"Kau suka David?" Senyum sang dokter merekah.
"Menurutmu apa masuk akal jika seseorang suka pada seseorang dalam waktu singkat?" Ia berusaha mengamati reaksi dokter Ames, tak ingin ada unsur 'menghibur' yang terselip dalam jawabannya.
"Otak manusia itu kompleks. Begitu juga dengan perasaan manusia." katanya kalem, "semua bisa saja terjadi, tergantung kondisinya. Lelaki lebih tertarik pada visual perempuan, meski baru dilihatnya pertama kali, sedangkan perempuan butuh penilaian yang lebih mendalam dari hanya sekedar visual semata. Apa kau menyukai David saat pertama kali melihatnya?"
Milena tampak bingung sesaat, berpikir cukup lama, mengingat-ingat kejadian pertama kali ia melihat David. "Kurasa... tidak... dia... agak membuatku merasa tidak aman. Barangkali karena aku terbangun sebagai manusia dan berada di tempat asing." Ia nyengir, mengedikkan bahu.
"Berproses kalau begitu?" sebelah kening dokter Ames terangkat.
"Entahlah... " Ia menjilati lolipopnya, terlihat bingung. "Aku merindukan kedatangannya setiap hari. Saat ia berjalan melewati pintu dengan senyum lembut dan ramahnya, rasanya ada hal yang membuncah di dadaku, seluruh aliran darahku seolah-olah disuntik oleh energi tak terlihat, dan tanganku mulai agak gemetaran. Hal yang memalukan hingga harus kusamarkan dengan terus bergerak tak jelas, biasanya aku mulai berceloteh saja tentang dunia peri walau aku tak mau." Milena menutupi wajahnya dengan tangan, merasa malu.
Dokter Ames tergelak mendengar pengakuan Milena. Ia berdiri dari sofa, berjalan menuju mejanya. "Selamat, Milena! Kau sudah jatuh cinta! Well, waktu yang akan membuktikannya." tangannya membuka lemari meja, dan meletakkan dua botol minuman kesehatan dari buah, "untukmu dan David. Rayakan secara rahasia dengannya."
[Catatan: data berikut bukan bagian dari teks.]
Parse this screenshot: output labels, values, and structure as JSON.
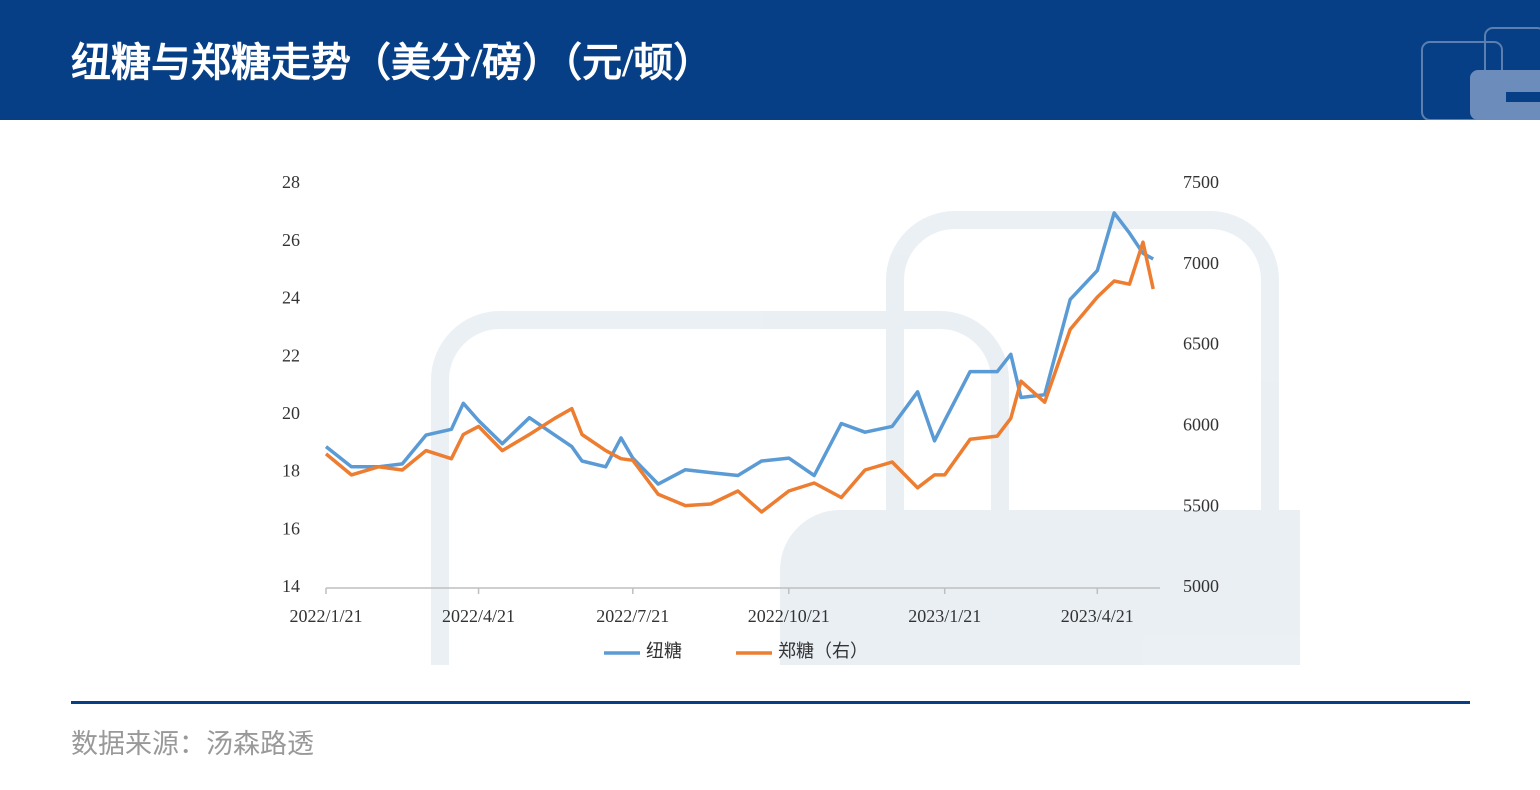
{
  "chart_data": {
    "type": "line",
    "title": "纽糖与郑糖走势（美分/磅）（元/顿）",
    "x": [
      "2022/1/21",
      "2022/2/5",
      "2022/2/21",
      "2022/3/7",
      "2022/3/21",
      "2022/4/5",
      "2022/4/12",
      "2022/4/21",
      "2022/5/5",
      "2022/5/21",
      "2022/6/5",
      "2022/6/15",
      "2022/6/21",
      "2022/7/5",
      "2022/7/14",
      "2022/7/21",
      "2022/8/5",
      "2022/8/21",
      "2022/9/5",
      "2022/9/21",
      "2022/10/5",
      "2022/10/21",
      "2022/11/5",
      "2022/11/21",
      "2022/12/5",
      "2022/12/21",
      "2023/1/5",
      "2023/1/15",
      "2023/1/21",
      "2023/2/5",
      "2023/2/21",
      "2023/3/1",
      "2023/3/7",
      "2023/3/21",
      "2023/4/5",
      "2023/4/21",
      "2023/5/1",
      "2023/5/10",
      "2023/5/18",
      "2023/5/24"
    ],
    "series": [
      {
        "name": "纽糖",
        "color": "#5b9bd5",
        "values": [
          18.9,
          18.2,
          18.2,
          18.3,
          19.3,
          19.5,
          20.4,
          19.8,
          19.0,
          19.9,
          19.3,
          18.9,
          18.4,
          18.2,
          19.2,
          18.5,
          17.6,
          18.1,
          18.0,
          17.9,
          18.4,
          18.5,
          17.9,
          19.7,
          19.4,
          19.6,
          20.8,
          19.1,
          19.8,
          21.5,
          21.5,
          22.1,
          20.6,
          20.7,
          24.0,
          25.0,
          27.0,
          26.3,
          25.6,
          25.4
        ]
      },
      {
        "name": "郑糖（右）",
        "color": "#ed7d31",
        "axis": "y2",
        "values": [
          5830,
          5700,
          5750,
          5730,
          5850,
          5800,
          5950,
          6000,
          5850,
          5950,
          6050,
          6110,
          5950,
          5850,
          5800,
          5790,
          5580,
          5510,
          5520,
          5600,
          5470,
          5600,
          5650,
          5560,
          5730,
          5780,
          5620,
          5700,
          5700,
          5920,
          5940,
          6050,
          6280,
          6150,
          6600,
          6800,
          6900,
          6880,
          7140,
          6850
        ]
      }
    ],
    "xlim": [
      "2022/1/21",
      "2023/5/28"
    ],
    "xticks": [
      "2022/1/21",
      "2022/4/21",
      "2022/7/21",
      "2022/10/21",
      "2023/1/21",
      "2023/4/21"
    ],
    "ylim": [
      14,
      28
    ],
    "yticks": [
      14,
      16,
      18,
      20,
      22,
      24,
      26,
      28
    ],
    "y2lim": [
      5000,
      7500
    ],
    "y2ticks": [
      5000,
      5500,
      6000,
      6500,
      7000,
      7500
    ],
    "legend": "bottom"
  },
  "source": "数据来源：汤森路透"
}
"Dokter Ames!" erang Milena, ia tersipu malu.
"Dan soal psikopat itu. Sebaiknya kau hindari dia. Sejauh mungkin. Orang semacam itu tak bisa diprediksi. Apa kau sudah beritahu David hal ini?" ia memerhatikan reaksi Milena.
"Tidak..." katanya pelan berbisik. "Dokter Ames, apa yang akan dipikirkan lelaki itu jika aku mengatakan hal yang sulit dibuktikan? Status periku saja tak ada yang percaya. Apalagi hal ini? Psikopat itu pandai berbohong dan berbaur seperti orang normal." Bahunya merosot.
"Yah. Kedengarannya agak sulit." Ia menyilangkan tangan, berpikir.
"Yeah..."
"Abaikan saja orang itu. Jangan biarkan dirimu sendirian. Kita tak tahu apa dia menguntitmu atau tidak."
"Tidak. Kurasa tidak. Dia itu membenciku setengah mati. Aura kebenciannya sampai membuatku merinding."
"Oh! Dia sepertinya berbahaya." Dokter Ames kembali serius. "Sebaiknya kau menceritakan hal ini pada seseorang selain aku, Milena. Seseorang yang bisa menjagamu."
"Tidak usah. Aku juga baru pertama kali bertemu dengannya. Selama tak bertemu dengannya lagi, kurasa tak akan apa-apa, kupikir."